Основная мысль книги — определенное известным образом отношение психического организма к физическому — повторяется несколько раз в различных формах. Желание выяснить ее со всех сторон заставляет вас прибегать то к одной, то к другой. Я знаю, что говоря о предметах видимых и осязаемых, мы иначе не можем переводить их из своего личного представления в представление другого лица, как одухотворяя их, то есть приписывая им, как их свойства, наши субъективные ощущения, ими возбуждаемые, (веселое утро, сердитые волны и т. п.). Наоборот, излагая ход психических процессов, мы поневоле материализируем их, заимствуя терминологию из внешнего мира. Поэтому, я бы и не подумал придираться к неточности некоторых выражений, которую вы сами сознаете, конечно, лучше меня, но дело в том, что из-за них, как мне кажется, проглядывает несоглашенное двойство мысли. У вас идут вперемежку две серии формул, которым соответствуют два положения, взаимно исключающиеся. Одно из них (общее, нам недоступное исходное начало, из которого выделяются два, относительно друг друга самостоятельные, хотя и не разобщенные между собою) я привел выше, затем я читаю: почва души вполне физического свойства — основа души материальна — душа составляет органическую часть материального мира, ‘его продолжение и высшую ступень’. Эти формулы, особенно две последние, выражают другое положение, а именно: душа прямой продукт или видоизменение физической природы, стало быть, исходит из нее и только через нее (посредственно, а не непосредственно) из общего их источника. По-видимому, вы придерживаетесь первого положения, но все ваши выводы выходят из второго и к нему же приводят, если идти обратным путем от заключений к точке отправления. Но когда же трезвый и серьезный материализм добивался большего?
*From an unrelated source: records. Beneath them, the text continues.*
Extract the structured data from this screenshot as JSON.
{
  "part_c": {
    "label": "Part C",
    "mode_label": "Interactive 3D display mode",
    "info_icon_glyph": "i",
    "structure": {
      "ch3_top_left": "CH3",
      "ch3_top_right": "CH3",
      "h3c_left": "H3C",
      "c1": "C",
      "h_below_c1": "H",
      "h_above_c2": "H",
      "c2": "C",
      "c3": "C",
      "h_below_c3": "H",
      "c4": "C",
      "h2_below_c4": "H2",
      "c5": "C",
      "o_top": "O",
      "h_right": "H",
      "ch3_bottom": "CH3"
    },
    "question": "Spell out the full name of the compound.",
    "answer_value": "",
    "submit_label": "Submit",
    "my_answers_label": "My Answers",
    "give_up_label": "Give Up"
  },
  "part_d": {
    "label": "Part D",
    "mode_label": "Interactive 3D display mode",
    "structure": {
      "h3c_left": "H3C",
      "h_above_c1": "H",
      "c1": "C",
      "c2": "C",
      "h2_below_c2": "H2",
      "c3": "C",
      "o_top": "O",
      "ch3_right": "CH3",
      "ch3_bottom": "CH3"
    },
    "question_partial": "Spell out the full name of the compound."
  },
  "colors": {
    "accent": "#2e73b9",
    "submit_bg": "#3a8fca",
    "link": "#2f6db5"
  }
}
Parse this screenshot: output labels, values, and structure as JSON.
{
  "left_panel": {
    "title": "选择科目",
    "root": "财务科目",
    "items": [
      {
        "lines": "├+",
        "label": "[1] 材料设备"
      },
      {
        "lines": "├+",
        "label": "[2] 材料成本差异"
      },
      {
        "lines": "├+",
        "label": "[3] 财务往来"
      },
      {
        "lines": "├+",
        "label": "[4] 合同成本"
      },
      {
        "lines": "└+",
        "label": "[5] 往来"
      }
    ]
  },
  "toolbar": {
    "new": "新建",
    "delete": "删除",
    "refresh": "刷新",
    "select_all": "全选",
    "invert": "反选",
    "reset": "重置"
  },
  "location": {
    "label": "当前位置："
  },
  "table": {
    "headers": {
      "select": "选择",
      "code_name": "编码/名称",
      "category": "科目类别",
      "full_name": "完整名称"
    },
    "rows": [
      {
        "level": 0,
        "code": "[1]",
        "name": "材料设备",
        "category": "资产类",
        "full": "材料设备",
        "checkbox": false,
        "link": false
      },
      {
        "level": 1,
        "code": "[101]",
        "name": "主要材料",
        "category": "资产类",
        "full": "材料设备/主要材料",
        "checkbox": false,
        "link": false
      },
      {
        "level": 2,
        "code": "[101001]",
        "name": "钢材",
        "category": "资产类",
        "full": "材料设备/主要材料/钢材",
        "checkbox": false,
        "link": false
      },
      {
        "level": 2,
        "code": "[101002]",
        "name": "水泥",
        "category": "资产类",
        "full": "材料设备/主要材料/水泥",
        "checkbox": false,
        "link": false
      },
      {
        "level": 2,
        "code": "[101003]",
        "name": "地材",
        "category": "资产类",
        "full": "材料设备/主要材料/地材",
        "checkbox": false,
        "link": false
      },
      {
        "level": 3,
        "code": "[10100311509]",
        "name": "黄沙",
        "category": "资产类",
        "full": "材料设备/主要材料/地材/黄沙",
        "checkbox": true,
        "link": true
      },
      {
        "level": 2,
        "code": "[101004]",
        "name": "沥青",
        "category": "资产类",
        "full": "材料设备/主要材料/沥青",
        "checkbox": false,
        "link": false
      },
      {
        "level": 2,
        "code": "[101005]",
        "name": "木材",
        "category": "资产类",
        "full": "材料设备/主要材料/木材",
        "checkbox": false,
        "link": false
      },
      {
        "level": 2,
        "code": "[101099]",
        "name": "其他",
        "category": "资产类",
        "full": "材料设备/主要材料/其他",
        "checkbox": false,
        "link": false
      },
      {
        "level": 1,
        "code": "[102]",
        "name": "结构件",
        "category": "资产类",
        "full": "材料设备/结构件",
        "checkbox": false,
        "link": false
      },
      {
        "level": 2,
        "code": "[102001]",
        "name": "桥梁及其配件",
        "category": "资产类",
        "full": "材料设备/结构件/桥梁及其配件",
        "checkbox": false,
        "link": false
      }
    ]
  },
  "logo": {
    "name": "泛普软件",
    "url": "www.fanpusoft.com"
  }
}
Когда отрицал он, что в непрерывном развитии одних организмов из других, человек выше животного, животное выше дерева, дерево выше камня? Пусть только будет душа продолжением тела, и он останется доволен. Vous lui don nez gain de cause.
Признаюсь, я ожидал иного. Хотя вы повторяете вслед за Кантом, что человек имеет дело не с предметами материального мира, а с ощущениями, возникающими в нем самом, однако это не помешало вам признать объективное бытие этого мира. В самых этих ощущениях вы нашли как бы ручательство, вполне достаточное, и во всяком случае единственно возможное, его реальности. Мне казалось, что после этого процессы другого порядка (психические) могли бы навести вас на признание другой, одинаково реальной, и по отношению к человеку, — также внешней психической среды. Но вы о ней умалчиваете, а у нас, в печати, умолчание в этом деле равносильно отрицанию. Выходит, что в той мере, в какой психическая жизнь обусловливается содержанием и побуждениями извне, она поставляется в зависимость только от мира материального, все же факты свойства психического суть не иное что, как продукты внутренней психической переработки (сравнения, разложения и обобщения), следовательно, существуют только в нас, а не вне нас. Почему так? — я не вижу. Вы, мне кажется, впали в такую же ошибку, в какой сами уличили крайних идеалистов, то есть, вы отвергли реальность и объективность невещественного мира на том только основании, что понятие о нем зарождается в нашей субъективной среде.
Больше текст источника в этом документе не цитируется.